How to copy a large number of files quickly between two servers

Solution 1:

I would recommend tar. When the file trees are already similar, rsync performs very well. However, since rsync will do multiple analysis passes on each file, and then copy the changes, it is much slower than tar for the initial copy. This command will likely do what you want. It will copy the files between the machines, as well as preserve both permissions and user/group ownerships.

tar -c /path/to/dir | ssh remote_server 'tar -xvf - -C /absolute/path/to/remotedir'

As per Mackintosh's comment below this is the command you would use for rsync

rsync -avW -e ssh /path/to/dir/ remote_server:/path/to/remotedir

Solution 2:

External hard drive and same-day courier delivery.


Solution 3:

I'd use rsync.

If you've got them exported via HTTP with directory listings available, you could use wget and the --mirror argument, too.

You're already seeing that HTTP is faster than SCP because SCP is encrypting everything (and thus bottlenecking on the CPU). HTTP and rsync are going to move faster because they're not encrypting.

Here's some docs on setting up rsync on Ubuntu: https://help.ubuntu.com/community/rsync

Those docs talk about tunneling rsync over SSH, but if you're just moving data around on a private LAN you don't need SSH. (I'm assuming you are on a private LAN. If you're getting 9-10MB/sec over the Internet then I want to know what kind of connections you have!)

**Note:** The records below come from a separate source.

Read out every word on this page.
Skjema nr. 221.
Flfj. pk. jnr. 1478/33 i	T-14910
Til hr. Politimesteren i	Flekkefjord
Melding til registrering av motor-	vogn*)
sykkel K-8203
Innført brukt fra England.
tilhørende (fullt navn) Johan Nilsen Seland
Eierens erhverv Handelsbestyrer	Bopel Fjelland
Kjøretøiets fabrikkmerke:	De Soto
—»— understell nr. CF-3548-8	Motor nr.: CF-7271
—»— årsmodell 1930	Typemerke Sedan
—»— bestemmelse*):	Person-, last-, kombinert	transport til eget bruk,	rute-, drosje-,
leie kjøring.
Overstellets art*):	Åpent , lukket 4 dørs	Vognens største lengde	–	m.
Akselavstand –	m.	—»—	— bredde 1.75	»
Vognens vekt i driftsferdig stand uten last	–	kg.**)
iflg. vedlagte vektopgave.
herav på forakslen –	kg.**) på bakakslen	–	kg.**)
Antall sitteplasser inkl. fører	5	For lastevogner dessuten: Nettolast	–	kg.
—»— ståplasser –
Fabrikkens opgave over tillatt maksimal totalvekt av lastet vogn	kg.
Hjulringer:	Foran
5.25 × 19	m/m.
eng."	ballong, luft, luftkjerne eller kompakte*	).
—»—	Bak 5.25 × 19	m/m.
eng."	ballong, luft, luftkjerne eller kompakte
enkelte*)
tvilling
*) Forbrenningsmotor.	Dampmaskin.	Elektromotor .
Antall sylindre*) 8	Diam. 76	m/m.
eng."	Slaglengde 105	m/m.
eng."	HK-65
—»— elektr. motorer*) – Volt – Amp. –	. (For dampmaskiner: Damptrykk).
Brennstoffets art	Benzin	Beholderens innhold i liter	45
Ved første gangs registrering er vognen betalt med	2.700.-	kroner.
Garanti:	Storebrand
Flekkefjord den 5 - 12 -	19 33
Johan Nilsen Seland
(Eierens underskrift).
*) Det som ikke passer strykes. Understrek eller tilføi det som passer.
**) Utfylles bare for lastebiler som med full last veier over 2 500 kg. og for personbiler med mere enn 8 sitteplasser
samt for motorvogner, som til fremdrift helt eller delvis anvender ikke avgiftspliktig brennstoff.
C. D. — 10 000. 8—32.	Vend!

Here are some other very basic docs that will allow you to setup a relative insecure rsync server (w/ no dependence on SSH): http://transamrit.net/docs/rsync/


Solution 4:

Without much discussion, use netcat, network swissarmy knife. No protocol overhead, you're directly copying to the network socket. Example

srv1$ tar cfv - *mp3 | nc -w1 remote.server.net 4321

srv2$ nc -l -p 4321 |tar xfv -

Solution 5:

With lots of files if you do go with rsync, I would try to get version 3 or above on both ends. The reason being that a lesser version will enumerate every file before it starts the transfer. The new feature is called incremental-recursion.

A new incremental-recursion algorithm is now used when rsync is talking to another 3.x version. This starts the transfer going more quickly (before all the files have been found), and requires much less memory. See the --recursive option in the manpage for some restrictions.